Who are the followers of these post-factual politicians? They consist, firstly, of a constant number of old hardcore closet nationalists or nazis, that had been there for decades, but thus far have either been members or voters of one of the established parties (mostly the Conservatives, e.g. the Tories in Britain or the CDU/CSU in Germany) or who otherwise hadn't participated in the political process at all (or only outside the party system). For Germany, their number has been estimated by Heitmeyer in his ten-year study “Deutsche Zustände” (roughly: “German Circumstances”, 2002 to 2011) as amounting to approximately ten to 15%3. They now have come out of the closet, as in the refugee crisis, it has now become acceptable again to take far right-wing positions in the clothes of “legitimate criticism” or “worrying about the future”. Secondly, many disenchanted Europeans (and also people in other regions), have, to an extent rightly so, equaled the EU with austerity, poverty and (youth) unemployment, i.e. as failing to deliver the promise of “everyone being better off within the EU than outside of it”. The problem with this equation is that it has not only been the EU, but also the governments of the member states themselves who have implemented such pro-capitalist, anti-social policies (e.g. Gerhard Schröders “Agenda 2010” in the early 2000s in Germany, both Tory and Labour governments (not only) in the 2000s and 2010s in Britain, as well as many Central and East European governments in the post-communist era of the 1990s aspiring to be “posterchildren” of the new “economic freedom”). Reverting back to the framework of the national state, and with even more anti-social post-factual actors in power, is thus, to put it mildy, very unlikely to bring a development back to the status quo ante of these “reforms”. On the contrary, the ascent to power of these regressives or fascists will make things worse for those who are already disenchanted and disenfranchised, and despite all the rhetoric promising the contrary, this will be the case both for the autochthonous “natives” as well as the foreigners and/or recent migrants.

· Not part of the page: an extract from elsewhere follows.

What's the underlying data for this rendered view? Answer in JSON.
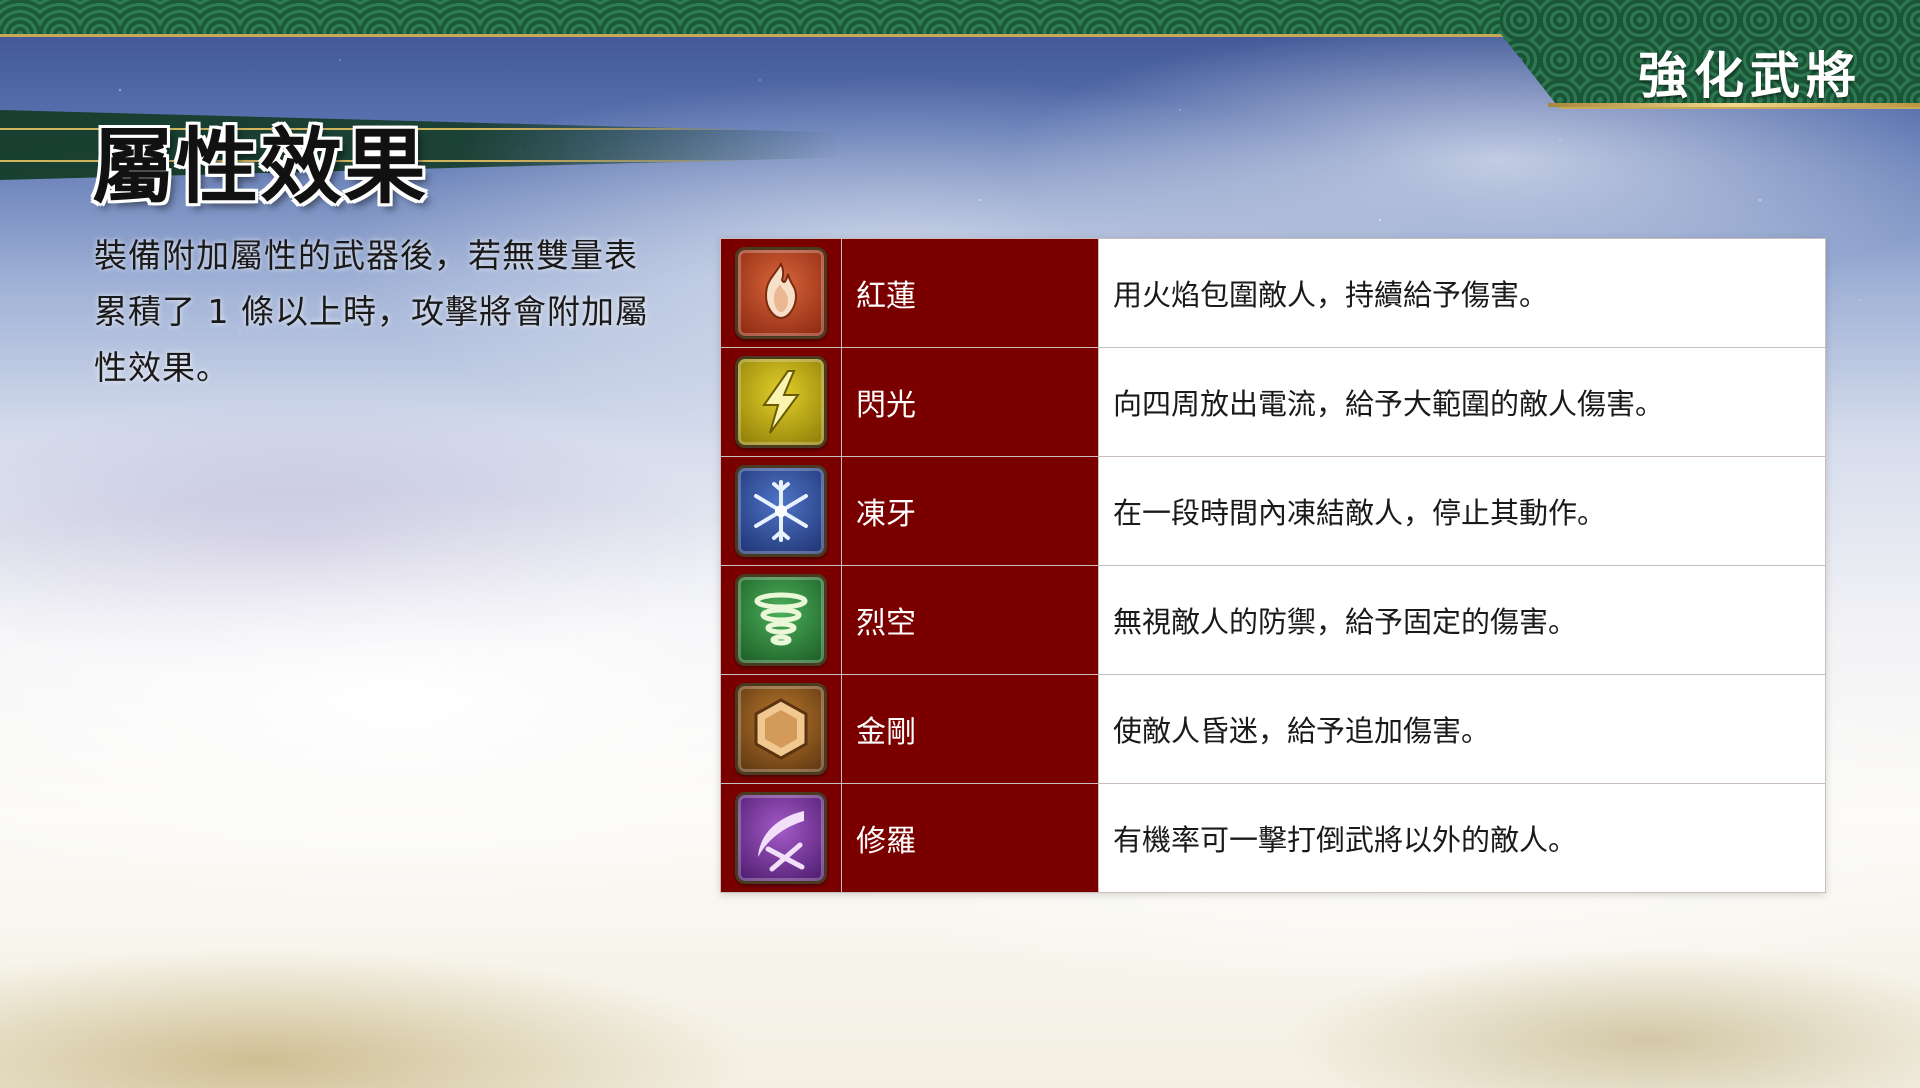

The “regressive revolutionaries” are thus only the continuation of capitalism by other means and the result of a system that, depending on the specifics of the country, is about to or has already destroyed its own fundamental checks by dismantling its own social-democratic or socialist elements and policies which so far have or had bolstered it (during the Cold War), e.g. having a middle class which overall has or had been supportive of both the system per se as well as its built-in checks. These checks, and the values of a social-democratic market economy (German 
“soziale Marktwirtschaft”
), had for a long time been one the main back bones of the identity of “the West” during the Cold War, in the US and Britain up until the “Reaganomics” era, and in Germany until the late 1990s or early 2000s. Getting rid of them, as well as the civil liberties and rights of both native and foreign populations (e.g. right of free movement for Europeans, right of asylum for refugees), and of women in particular (as in the case of Poland's new abortion law, and the regressive anti-female rhetoric in some of the post-factual parties' manifestos) is the second step that is threatening to bring about the definitive end of (this positive element of the) “West” as we know it. The “West” of the future thus, unfortunately, is highly unlikely to look friendlier, but on the contrary, even scarier than the current one.

footnotes: 
1 Nietzsche, „Jenseits von Gut und Böse“ ( “Beyond Good and Evil”), Leipzig 1886, and „Zur Genealogie der Moral“ (“On the Genealogy of Morality“), Leipzig 1887
2 However, as of Sunday late afternoon, the referendum looked unlikely to reach the 50% margin of participation necessary for it to be binding, If it ends up below 50% (regardless if the majority votes in favour of the government's stance, i.e. “Nem“ (“no“)), it would mean a blow to the government.
3 Heitmeyer, Deutsche Zustände, Frankfurt am Main 2002 (vol. 1) to 2011 (vol. 10).